The problem: duplicate inputs, duplicate costs
A user uploads a product photo. Your application calls an AI vision API to describe it and estimate a price. The API charges per call.
The same user uploads the same photo three times — or ten users upload the same stock image. Without caching, you pay for ten API calls that return identical results.
At low volume this is background noise. At scale, or with expensive models, it becomes a meaningful cost centre.
The solution: content-addressed caching
Instead of caching by filename or user ID, cache by a hash of the actual content:
import hashlib
import json
def get_cache_key(image_bytes: bytes) -> str:
return hashlib.sha256(image_bytes).hexdigest()
def get_ai_result(image_bytes: bytes) -> dict:
key = get_cache_key(image_bytes)
# Check cache first
cached = db.query("SELECT result FROM ai_cache WHERE content_hash = ?", [key])
if cached:
db.execute("UPDATE ai_cache SET hit_count = hit_count + 1, last_hit_at = ? WHERE content_hash = ?",
[now(), key])
return json.loads(cached["result"])
# Cache miss — call the API
result = call_ai_api(image_bytes)
# Store result
db.execute(
"INSERT INTO ai_cache (content_hash, result, created_at, hit_count) VALUES (?, ?, ?, 0)",
[key, json.dumps(result), now()]
)
return result
The cache key is the SHA-256 of the image bytes. Identical images — regardless of filename, upload time, or user — produce the same key and hit the cache.
Why SHA-256 and not filename or URL
Filenames are not unique. photo.jpg from User A and photo.jpg from User B may be different images — or the same image. URLs change when files are moved or re-uploaded.

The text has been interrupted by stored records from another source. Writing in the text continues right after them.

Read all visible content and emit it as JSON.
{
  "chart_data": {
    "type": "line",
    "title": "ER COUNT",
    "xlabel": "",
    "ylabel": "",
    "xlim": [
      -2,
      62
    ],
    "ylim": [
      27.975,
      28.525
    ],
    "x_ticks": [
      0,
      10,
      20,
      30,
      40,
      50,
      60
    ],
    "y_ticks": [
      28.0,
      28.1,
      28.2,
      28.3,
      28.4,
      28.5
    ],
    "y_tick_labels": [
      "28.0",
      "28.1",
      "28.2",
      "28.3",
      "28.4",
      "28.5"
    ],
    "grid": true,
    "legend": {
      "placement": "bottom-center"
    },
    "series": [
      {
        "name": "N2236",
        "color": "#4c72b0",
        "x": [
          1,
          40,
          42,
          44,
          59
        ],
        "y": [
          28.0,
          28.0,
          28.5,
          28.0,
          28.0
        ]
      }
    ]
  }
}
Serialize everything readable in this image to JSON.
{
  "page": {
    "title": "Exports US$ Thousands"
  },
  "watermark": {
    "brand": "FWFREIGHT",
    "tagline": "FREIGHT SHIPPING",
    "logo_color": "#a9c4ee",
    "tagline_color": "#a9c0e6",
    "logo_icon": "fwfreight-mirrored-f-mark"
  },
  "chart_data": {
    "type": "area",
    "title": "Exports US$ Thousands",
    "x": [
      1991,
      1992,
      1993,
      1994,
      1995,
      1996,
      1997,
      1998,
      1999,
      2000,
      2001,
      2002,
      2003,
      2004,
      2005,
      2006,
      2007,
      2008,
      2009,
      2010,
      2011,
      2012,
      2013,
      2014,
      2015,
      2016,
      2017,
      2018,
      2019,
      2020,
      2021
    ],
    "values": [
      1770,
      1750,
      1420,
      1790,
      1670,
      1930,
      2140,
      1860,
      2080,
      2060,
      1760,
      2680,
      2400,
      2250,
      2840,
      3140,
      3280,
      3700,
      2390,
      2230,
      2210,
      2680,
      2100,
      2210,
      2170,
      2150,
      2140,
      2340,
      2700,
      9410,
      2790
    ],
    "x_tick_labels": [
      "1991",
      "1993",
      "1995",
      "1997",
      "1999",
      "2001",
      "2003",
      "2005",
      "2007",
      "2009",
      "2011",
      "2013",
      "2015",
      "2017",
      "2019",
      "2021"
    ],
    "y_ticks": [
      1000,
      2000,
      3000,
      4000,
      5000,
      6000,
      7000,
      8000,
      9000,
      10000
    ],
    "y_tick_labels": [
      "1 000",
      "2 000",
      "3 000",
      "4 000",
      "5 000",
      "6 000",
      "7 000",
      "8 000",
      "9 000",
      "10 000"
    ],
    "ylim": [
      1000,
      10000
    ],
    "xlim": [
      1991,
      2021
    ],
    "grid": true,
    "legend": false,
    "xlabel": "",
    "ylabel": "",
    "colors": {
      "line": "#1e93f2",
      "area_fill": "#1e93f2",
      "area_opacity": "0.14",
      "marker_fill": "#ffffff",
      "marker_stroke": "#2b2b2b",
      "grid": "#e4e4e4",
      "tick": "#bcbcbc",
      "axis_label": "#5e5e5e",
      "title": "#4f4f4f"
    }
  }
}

SHA-256 is a content fingerprint. It changes if and only if the bytes change. Two identical images always produce the same hash. No false cache hits, no false misses.
The cache schema
CREATE TABLE ai_result_cache (
content_hash TEXT PRIMARY KEY, -- SHA-256 hex
result TEXT NOT NULL, -- JSON-encoded API response
created_at TEXT NOT NULL,
hit_count INTEGER DEFAULT 0,
last_hit_at TEXT
);
hit_count and last_hit_at give you analytics — how often is the cache being hit, and which results are most frequently reused. This data is useful for understanding your actual API cost savings.
For text inputs, normalise before hashing
For text-based AI calls (classification, summarisation, extraction), normalise the input before hashing:
def normalise_text(text: str) -> str:
return " ".join(text.lower().split())
def get_text_cache_key(text: str) -> str:
normalised = normalise_text(text)
return hashlib.sha256(normalised.encode()).hexdigest()
This ensures "Hello World" and "hello world" hit the same cache entry. Without normalisation, minor formatting differences produce cache misses for semantically identical inputs.
Cache invalidation
Content-addressed caches have a natural invalidation policy: if the AI model changes and you want fresh results, clear the cache. The content hasn't changed, but your definition of a valid result has.
Add a model_version column to the cache table if you need to maintain multiple model versions simultaneously:
ALTER TABLE ai_result_cache ADD COLUMN model_version TEXT DEFAULT 'v1';
Query with both content_hash and model_version. This lets you run old and new model versions in parallel during a migration.
The ROI
Measure it. SELECT SUM(hit_count) FROM ai_result_cache tells you how many API calls were avoided. Multiply by your per-call cost. The number is usually larger than expected.